The period of Lance Comfort's most sustained achievement, when he comes nearest to being an autonomous cultural producer, begins with Great Day in 1945 and cuts off sharply with the commercial failure of Portrait of Clare in 1950. These two and the four intervening films, Bedelia, Temptation Harbour, Daughter of Darkness, and Silent Dust are all melodramas of one kind or other. Great Day is a film which belongs on the cusp of peacetime British cinema. If Great Day is only melodrama in part of its action, two further pieces centred on the activities of 'wicked women', Bedelia and Daughter of Darkness, epitomise the mode in full cry, their protagonists exemplifying Comfort's interest in the melodrama of obsession. Like Daughter of Darkness, The Silent Dust is based on a play on which it considerably improves: The Paragon, by Roland and Michael Pertwee, first produced in London in 1948.
By the end of the 1940s, Lance Comfort had established a solid record of achievement in 'A' features, primarily in the melodramatic mode. Towards the end of the 1940s and the early 1950s, the dominant figures in the British cinema's corner of the field of cultural production were those whose output could be seen as having literary or social realist affiliations. This was the period of the ascendancy of Carol Reed, David Lean and Anthony Asquith, all of whom enjoyed critically privileged positions in British cinema. In a field dominated by the likes of those, a number of directors who had made some mark in the 1940s were to find difficulties in conducting careers at the same level in the succeeding decades. Among those who, like Comfort, had made their names and their most attractive films in the melodramatic mode were Leslie Arliss, Bernard Knowles, Arthur Crabtree and Lawrence Huntington.
The hierarchy in 'B' film-making is partly explained in terms of studios and companies, partly in terms of a distinction made between 'second features' and 'co-features', on the basis of cost, concept, length and billing. Most British 'B' films did not look like even modest 'A's, though a couple of Lance Comfort's do fall within this description. It was more common, drawing again on Picturegoer, to find much more characteristic British double-bills advertised. The most unusual of Comfort's co-features is Bang! You're Dead, the title of which is taken from a record played constantly by a simple-minded boy Willy on a gramophone. He has salvaged from a former wartime US army base in Southern England. One of the recurring characteristics of Comfort's later films is his use of the popular music of the day, because he felt it helped to make co-features more acceptable to wider audiences.

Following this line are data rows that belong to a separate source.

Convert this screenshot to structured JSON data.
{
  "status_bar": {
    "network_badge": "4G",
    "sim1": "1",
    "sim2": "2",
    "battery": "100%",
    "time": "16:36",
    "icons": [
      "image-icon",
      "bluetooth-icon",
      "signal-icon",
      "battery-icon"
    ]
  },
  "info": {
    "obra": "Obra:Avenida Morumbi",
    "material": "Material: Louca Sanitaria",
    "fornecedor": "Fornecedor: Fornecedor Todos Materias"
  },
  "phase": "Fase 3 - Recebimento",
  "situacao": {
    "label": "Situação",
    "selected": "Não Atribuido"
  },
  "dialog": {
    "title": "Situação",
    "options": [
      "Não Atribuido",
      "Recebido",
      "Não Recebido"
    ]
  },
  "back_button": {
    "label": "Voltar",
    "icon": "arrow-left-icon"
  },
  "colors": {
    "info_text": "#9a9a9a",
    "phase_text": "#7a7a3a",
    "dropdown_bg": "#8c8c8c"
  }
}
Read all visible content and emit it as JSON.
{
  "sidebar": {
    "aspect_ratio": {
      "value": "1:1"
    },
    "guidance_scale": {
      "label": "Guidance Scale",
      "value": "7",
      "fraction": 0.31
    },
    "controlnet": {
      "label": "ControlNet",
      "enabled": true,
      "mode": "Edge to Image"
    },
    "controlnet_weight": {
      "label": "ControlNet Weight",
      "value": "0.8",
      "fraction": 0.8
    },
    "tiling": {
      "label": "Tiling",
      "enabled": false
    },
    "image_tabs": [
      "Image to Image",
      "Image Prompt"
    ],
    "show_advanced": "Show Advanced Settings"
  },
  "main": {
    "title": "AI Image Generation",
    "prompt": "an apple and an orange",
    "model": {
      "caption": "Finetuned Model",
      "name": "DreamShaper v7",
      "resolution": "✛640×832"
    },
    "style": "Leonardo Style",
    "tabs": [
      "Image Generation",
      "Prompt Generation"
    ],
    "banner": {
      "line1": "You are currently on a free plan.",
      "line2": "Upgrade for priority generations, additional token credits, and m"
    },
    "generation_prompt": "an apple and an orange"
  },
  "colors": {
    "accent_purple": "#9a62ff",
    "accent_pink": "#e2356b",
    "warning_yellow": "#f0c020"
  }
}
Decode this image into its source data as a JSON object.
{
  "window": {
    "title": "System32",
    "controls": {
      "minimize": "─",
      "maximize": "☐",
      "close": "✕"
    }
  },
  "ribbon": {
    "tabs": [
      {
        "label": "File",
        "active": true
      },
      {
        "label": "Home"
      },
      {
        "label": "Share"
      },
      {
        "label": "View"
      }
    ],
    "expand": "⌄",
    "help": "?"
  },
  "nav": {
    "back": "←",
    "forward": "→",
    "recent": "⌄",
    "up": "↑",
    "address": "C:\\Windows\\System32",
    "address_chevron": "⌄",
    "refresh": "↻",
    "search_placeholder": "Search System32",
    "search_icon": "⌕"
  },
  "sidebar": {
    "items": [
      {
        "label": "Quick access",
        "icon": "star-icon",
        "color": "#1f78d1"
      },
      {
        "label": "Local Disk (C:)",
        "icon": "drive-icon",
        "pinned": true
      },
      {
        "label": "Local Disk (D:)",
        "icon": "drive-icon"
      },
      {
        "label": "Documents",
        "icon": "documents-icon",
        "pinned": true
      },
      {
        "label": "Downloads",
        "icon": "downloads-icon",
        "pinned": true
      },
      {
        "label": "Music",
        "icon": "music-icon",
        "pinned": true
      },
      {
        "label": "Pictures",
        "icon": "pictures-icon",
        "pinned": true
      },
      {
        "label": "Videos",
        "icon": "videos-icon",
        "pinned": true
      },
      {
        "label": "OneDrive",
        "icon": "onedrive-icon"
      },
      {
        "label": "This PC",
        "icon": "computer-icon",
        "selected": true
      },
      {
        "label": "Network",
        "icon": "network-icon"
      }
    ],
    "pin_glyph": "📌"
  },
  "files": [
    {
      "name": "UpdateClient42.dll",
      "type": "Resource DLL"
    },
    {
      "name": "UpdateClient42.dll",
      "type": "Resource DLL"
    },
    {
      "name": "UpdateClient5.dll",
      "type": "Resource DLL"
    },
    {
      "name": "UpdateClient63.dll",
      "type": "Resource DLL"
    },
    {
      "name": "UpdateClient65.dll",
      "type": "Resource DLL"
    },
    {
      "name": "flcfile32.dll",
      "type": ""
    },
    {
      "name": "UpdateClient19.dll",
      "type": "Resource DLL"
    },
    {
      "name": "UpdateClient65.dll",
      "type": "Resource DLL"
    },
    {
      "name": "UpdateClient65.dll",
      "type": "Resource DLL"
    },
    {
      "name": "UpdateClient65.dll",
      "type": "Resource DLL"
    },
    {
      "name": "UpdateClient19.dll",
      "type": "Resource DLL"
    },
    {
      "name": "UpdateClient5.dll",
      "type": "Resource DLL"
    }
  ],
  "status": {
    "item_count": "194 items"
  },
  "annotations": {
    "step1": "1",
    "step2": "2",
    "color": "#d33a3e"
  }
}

Lance Comfort has been shamefully neglected in the standard histories of British cinema, which have tended to be dominated by the work of major figures to an extent which obscures beguiling work done in less obviously prestigious areas of the field. His work exhibits strengths in categories that have been habitually undervalued in the discourse on British cinema: melodrama, genre film-making and the 'B' film have only very recently been given overdue attention. Actually, the word 'reappraisal' is a misnomer since Comfort has never had serious appraisal, even when he was the 'busiest film director' in Britain in the early 1940s. The rehabilitation of his critical reputation may depend on further work in melodrama and on an openness to the possibility of finding rewards in the too-often dismissed category of the 'B' film.